# Baby has red eyes



## CindyM (Jun 10, 2008)

As some of you know I am breeding my tiels. Well the eggs are starting to hatch and the latest one has red eyes. Both of the parents have black and both of the babies before this one. The parents are a white face pied (dad) and a gray (mom). The baby is 2 days old now. I am sure that the other 2 babies had black eyes at this time. Does any one know why this 1 has red eyes? My last clutch I had a baby (that died a few days old) that had red eyes. The mom of that clutch is a lutino. So I thought that is where it came from. Now I have another 1 with red eyes from a different pair. Any ideas why?


----------



## Bea (Jul 26, 2007)

The little baby is a little lutino baby (assuming that it has yellow fluff)!  That means that Nimbus (that's the dad right?) is split to lutino. This also means that that little lutino baby is a girl.


----------



## CindyM (Jun 10, 2008)

Yes Nimbus is the dad. I don't know anything about his background. We got him from a pet store. It will be great to have a lutino from him. They all have yellow fluff now so this will be my surprise baby. I want to breed Nimbus with my yellow cinammon pearl (Rain) when she is old enough.
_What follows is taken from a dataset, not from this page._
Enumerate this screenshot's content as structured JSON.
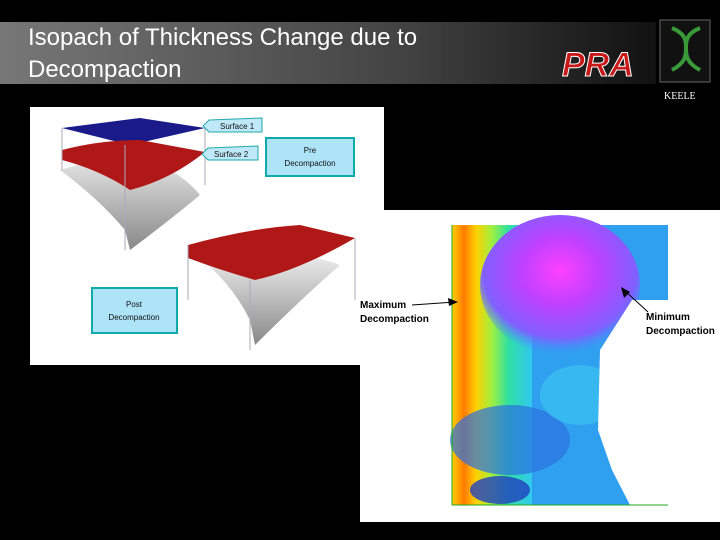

If he has lutino in him that should make some pretty babies.


----------



## babybreau (May 19, 2008)

awww you're so lucky!! I've been waiting MONTHS for a lutino....


----------



## huskymom (Jan 17, 2008)

and just for the record... in your previous where you said about the lutino mom and you got a lutino baby from that.... well... dad HAD to be at laest split lutino in order to get lutino babies...even if mom is visual lutino... moms don´t pass it for visual lutinos they only pass it to split and for males only.....

anyway congrats on the pretty lady.... lutinos are sooo cute!!..(all of the mutations are)

post pics when you can


----------



## CindyM (Jun 10, 2008)

Thunder and Lightening's 1st egg of this clutch hatched yesterday. It has red eyes. So if both of my males are splits this is what I should get. Mother:Grey
Father:Whiteface Split To {X1: Lutino}

male offspring:
50% Grey Split To Whiteface {X1: Lutino}
50% Grey Split To Whiteface

female offspring:
50% Lutino Split To Whiteface
50% Grey Split To Whiteface
Mother:Lutino
Father:Grey Split To {X1: Lutino}

male offspring:
50% Lutino
50% Grey Split To {X2: Lutino}

female offspring:
50% Lutino
50% Grey


----------